The Beer Gatherer

Blogging about Israeli beer in general and Israeli craft beer in particular, following 1001 Beers You Must Try Before You Die and other beer musings.

Sourpuss

the ritualistic end-of-tasting pic

the ritualistic end-of-tasting pic

Last Sunday The Secret Agent and I joined a sour beer tasting at the Beer and Beyond shop in Tel Aviv. It was the first time that we actually participated in a sour beer tasting and not just crashing. We have not yet acquired the taste but we’ve been handling it quite well and religiously following the 1001 book, that commands us to  imbibe a handful of those pungent concoctions. Thus when we order, trade and pimp beer we make sure to include sour stuff to drink and tick and share in these special sessions.

We contributed two bottles to Sunday’s gathering. First is Cantillon Lou Pepe Framboise, 2010 vintage that Shachar, owner of Beer and Beyond to whom I failed to find a permanent nick, carried from Belgium (knowing he’ll get a glass 🙂 ). 4th out of the five Cantillon reps. in the book. Old lambic with an addition of glucose, says The Holy Book, and more raspberries than Rosé de Gambrinus – the 5th Cantillon in the book, which we haven’t tasted yet so we cannot compare.

Cantillon and fans

Cantillon and fans

Look at this beauty: hazy red with a pale pink head. I wish its aroma was as good as its looks: it smells acidic and a little like acrylic paint. As it sits in the glass the raspberries rise to the nostrils. It tastes faintly of raspberries, violently sour and somewhat rotten. No carbonation, medium body. Look at REL and The Dead Swedish Girl having the time of their lives.
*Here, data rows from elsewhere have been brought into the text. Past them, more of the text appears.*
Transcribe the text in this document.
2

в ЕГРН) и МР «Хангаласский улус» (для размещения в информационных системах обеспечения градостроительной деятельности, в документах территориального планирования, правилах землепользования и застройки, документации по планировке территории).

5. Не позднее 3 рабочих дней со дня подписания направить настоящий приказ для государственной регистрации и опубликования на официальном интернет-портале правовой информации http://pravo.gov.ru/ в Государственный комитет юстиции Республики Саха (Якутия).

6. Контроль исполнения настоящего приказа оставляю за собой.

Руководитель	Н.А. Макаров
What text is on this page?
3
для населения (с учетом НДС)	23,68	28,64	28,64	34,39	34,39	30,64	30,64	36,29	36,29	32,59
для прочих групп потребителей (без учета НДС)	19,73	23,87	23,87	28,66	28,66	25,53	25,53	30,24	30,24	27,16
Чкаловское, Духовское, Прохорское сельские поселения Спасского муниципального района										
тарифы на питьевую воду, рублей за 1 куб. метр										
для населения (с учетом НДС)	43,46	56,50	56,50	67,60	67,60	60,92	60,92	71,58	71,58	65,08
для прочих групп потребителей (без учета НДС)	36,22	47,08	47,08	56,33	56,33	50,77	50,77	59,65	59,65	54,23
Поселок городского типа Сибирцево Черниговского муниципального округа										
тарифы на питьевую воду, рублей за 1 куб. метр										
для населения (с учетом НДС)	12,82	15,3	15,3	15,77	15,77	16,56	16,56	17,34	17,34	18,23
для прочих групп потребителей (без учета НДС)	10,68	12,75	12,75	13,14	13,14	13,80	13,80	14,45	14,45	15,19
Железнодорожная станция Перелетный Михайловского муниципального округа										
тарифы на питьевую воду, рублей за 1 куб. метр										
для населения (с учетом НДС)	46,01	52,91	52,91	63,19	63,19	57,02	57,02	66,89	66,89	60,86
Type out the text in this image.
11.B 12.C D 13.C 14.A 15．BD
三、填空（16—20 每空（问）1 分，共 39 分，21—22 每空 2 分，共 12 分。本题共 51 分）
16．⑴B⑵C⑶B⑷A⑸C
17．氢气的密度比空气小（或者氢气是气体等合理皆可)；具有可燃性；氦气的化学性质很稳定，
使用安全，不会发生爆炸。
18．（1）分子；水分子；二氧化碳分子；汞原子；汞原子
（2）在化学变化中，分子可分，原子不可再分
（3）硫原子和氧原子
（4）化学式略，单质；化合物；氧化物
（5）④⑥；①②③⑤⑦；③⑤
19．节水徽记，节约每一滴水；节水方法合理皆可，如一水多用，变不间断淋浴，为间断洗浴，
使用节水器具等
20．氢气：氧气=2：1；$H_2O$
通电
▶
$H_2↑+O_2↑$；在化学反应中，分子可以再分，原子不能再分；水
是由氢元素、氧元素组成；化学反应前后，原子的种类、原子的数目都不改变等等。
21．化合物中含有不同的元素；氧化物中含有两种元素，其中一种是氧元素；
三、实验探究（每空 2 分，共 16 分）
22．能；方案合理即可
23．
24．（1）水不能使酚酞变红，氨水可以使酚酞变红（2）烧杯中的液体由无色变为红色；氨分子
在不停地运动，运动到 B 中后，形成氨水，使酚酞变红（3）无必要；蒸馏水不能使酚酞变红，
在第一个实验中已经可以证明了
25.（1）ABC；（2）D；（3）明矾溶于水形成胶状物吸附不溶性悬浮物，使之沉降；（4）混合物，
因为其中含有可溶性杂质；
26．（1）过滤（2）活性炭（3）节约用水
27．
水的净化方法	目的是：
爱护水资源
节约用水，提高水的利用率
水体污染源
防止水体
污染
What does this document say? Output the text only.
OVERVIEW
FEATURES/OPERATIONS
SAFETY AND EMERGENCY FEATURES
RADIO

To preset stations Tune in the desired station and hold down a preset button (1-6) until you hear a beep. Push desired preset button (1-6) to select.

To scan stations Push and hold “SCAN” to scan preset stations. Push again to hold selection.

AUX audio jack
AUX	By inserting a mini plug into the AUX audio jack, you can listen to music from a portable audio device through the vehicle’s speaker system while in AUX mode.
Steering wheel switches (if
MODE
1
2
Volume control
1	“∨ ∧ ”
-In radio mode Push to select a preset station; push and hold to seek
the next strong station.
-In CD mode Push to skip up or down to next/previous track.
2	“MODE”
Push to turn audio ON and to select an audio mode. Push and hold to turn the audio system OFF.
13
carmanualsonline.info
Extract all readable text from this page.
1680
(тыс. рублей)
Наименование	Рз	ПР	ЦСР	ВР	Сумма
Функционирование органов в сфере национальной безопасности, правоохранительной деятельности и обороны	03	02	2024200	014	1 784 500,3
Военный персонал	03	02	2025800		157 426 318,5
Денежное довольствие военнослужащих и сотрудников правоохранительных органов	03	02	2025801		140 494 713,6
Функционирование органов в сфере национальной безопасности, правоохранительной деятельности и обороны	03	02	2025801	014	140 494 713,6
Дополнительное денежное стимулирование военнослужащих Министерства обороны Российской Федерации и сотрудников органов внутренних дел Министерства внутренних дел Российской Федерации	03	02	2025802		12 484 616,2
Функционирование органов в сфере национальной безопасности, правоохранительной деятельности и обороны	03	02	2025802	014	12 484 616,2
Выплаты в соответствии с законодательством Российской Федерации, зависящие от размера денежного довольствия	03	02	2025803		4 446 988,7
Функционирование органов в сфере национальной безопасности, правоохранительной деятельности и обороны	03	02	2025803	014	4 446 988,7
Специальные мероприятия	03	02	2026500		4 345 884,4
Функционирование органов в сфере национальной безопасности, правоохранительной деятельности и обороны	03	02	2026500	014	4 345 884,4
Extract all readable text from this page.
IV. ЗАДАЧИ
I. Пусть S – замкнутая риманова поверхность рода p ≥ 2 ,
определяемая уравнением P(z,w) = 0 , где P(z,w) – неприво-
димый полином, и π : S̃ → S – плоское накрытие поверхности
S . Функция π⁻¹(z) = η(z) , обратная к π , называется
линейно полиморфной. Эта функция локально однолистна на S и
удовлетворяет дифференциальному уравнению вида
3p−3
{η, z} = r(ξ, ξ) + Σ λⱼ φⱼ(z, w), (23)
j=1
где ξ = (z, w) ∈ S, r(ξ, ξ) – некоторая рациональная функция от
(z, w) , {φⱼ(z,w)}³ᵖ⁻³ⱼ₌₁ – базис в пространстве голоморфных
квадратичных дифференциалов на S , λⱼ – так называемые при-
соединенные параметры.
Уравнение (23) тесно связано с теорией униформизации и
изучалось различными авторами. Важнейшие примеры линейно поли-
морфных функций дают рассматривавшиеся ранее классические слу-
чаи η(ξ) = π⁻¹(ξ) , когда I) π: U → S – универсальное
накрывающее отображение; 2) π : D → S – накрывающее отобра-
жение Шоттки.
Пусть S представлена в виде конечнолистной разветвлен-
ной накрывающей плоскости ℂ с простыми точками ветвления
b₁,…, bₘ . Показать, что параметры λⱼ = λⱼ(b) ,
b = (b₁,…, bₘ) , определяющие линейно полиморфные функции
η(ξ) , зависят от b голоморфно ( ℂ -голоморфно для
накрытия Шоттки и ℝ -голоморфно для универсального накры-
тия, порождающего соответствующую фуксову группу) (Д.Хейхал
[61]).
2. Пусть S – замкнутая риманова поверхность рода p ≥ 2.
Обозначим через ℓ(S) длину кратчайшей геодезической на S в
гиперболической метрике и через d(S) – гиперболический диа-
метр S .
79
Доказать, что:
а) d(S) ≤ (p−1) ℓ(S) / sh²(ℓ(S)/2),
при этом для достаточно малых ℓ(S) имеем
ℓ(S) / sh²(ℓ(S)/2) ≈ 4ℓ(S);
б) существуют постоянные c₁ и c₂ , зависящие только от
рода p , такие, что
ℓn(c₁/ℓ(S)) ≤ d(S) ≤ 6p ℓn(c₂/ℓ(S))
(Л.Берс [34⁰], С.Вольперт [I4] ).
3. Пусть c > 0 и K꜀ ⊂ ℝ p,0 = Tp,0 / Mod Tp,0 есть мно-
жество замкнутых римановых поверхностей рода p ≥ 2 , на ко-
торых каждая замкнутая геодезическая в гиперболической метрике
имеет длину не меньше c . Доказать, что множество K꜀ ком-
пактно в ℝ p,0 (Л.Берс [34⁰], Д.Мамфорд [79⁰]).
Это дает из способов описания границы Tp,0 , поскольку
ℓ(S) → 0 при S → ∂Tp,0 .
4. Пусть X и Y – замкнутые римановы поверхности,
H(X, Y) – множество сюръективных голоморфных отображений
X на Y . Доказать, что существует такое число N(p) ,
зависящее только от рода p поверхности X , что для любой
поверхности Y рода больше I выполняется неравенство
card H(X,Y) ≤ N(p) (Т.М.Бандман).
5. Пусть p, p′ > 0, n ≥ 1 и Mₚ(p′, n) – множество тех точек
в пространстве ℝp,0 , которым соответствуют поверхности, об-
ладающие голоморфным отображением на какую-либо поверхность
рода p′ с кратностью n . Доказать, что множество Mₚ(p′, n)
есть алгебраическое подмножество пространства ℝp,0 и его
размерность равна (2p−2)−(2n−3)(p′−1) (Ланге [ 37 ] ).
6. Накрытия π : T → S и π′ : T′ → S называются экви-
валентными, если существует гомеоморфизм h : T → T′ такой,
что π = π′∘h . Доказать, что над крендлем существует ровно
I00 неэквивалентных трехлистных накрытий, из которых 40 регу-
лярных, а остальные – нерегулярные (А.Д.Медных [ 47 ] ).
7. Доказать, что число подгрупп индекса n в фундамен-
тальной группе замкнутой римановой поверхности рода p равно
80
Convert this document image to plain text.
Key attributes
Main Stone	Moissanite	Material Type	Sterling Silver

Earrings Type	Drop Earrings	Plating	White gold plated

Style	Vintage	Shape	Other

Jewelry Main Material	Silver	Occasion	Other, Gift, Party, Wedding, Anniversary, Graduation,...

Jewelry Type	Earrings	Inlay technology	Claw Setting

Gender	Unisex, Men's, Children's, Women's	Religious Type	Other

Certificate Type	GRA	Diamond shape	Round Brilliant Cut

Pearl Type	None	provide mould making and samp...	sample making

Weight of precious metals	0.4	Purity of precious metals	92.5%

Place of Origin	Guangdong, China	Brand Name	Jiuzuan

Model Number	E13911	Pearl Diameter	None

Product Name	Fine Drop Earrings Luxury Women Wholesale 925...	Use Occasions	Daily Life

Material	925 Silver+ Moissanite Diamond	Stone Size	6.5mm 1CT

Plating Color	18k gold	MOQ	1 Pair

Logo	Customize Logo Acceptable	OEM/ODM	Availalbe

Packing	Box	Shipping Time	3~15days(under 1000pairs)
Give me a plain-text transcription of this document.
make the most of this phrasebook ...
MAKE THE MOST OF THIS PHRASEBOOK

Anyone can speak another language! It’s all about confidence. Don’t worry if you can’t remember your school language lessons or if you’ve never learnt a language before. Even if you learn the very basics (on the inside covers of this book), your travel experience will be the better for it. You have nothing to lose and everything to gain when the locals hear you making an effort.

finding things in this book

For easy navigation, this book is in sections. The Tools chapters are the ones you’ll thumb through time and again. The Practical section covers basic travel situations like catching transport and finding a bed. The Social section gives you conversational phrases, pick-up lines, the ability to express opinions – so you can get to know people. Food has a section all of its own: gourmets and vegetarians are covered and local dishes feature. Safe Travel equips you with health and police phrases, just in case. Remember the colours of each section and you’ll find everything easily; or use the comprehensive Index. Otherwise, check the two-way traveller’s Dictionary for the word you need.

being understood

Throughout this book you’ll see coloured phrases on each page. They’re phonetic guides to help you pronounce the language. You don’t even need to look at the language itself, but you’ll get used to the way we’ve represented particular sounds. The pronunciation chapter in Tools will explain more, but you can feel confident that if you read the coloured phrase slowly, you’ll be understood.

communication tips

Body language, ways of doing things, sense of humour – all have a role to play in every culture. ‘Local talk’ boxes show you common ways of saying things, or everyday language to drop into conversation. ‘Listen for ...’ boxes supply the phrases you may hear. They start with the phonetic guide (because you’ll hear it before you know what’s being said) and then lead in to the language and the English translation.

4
boonThe Actuary (de jure and de facto!) brought Boon Oude Geuze and Boon Oude Geuze Mariage Parfait. We had actually drank the former a couple of weeks ago with Nimrod from The Attic alcoholic empire but I haven’t got to write about that session yet. Oude Geuze smelled stinky and urinal at Beer and Beyond but 2 weeks ago in Haifa it was more like sour milk, rotten oranges left on the grove’s ground and baby shit – I shit you not. I rated the orange and milk (and baby shit) aroma higher.  Taste? Very sour. Carbonation? None. I liked it best when we drank it in Romania, but that’s for another entey that’s in the work. Mariage Parfait is like premium Oude Geuze, personally blended by the brewmaster. I like it better than the regular geuze. It was clearer in colour, solphuric in the nose and tastes more tolerable and delicate with every sip.

last, yeasty, drop

last, yeasty, drop

Finally – our crown jewel, one of these beers you think you’d never find and its unexpected appearance on the shelf fills you with joy: BFM L’Abbaye de Saint Bon-Chien (2011 vintage): we found it in Beer Planet in Zürich during our Swiss Weekend. A blend of beers aged in oak casks that was the perfect finale to the tasting. It’s an ugly beer – orange, headless and filled with floaties – cloudy and yeasty in my glass, clear in DSG’s that got the first pour, that smells of nuts, bile and gherkin water. The taste is rather pleasing – very sour, of course, but reminds me of fruit soup – and becomes more tolerable and even sweeter as sips go by. The body is full and heavy, finish is slightly sour and carbonation is high. Like the other three mentioned here – not an easy drink.

There are plenty of other sour beers in the book. We drank a few that we haven’t got a chance to blog about and are already on the lookout for more. Glad that there are tastings – drinking lambics by ourselves would have been nearly impossible.

Cantillon Lou Pepe, Boon Oude Geuze, Boon Oude Geuze Mariage Parfait and L’Abbaye de Saint Bon-Chien are beers #265, #266, #267 and #268 I Must Try Before I Die.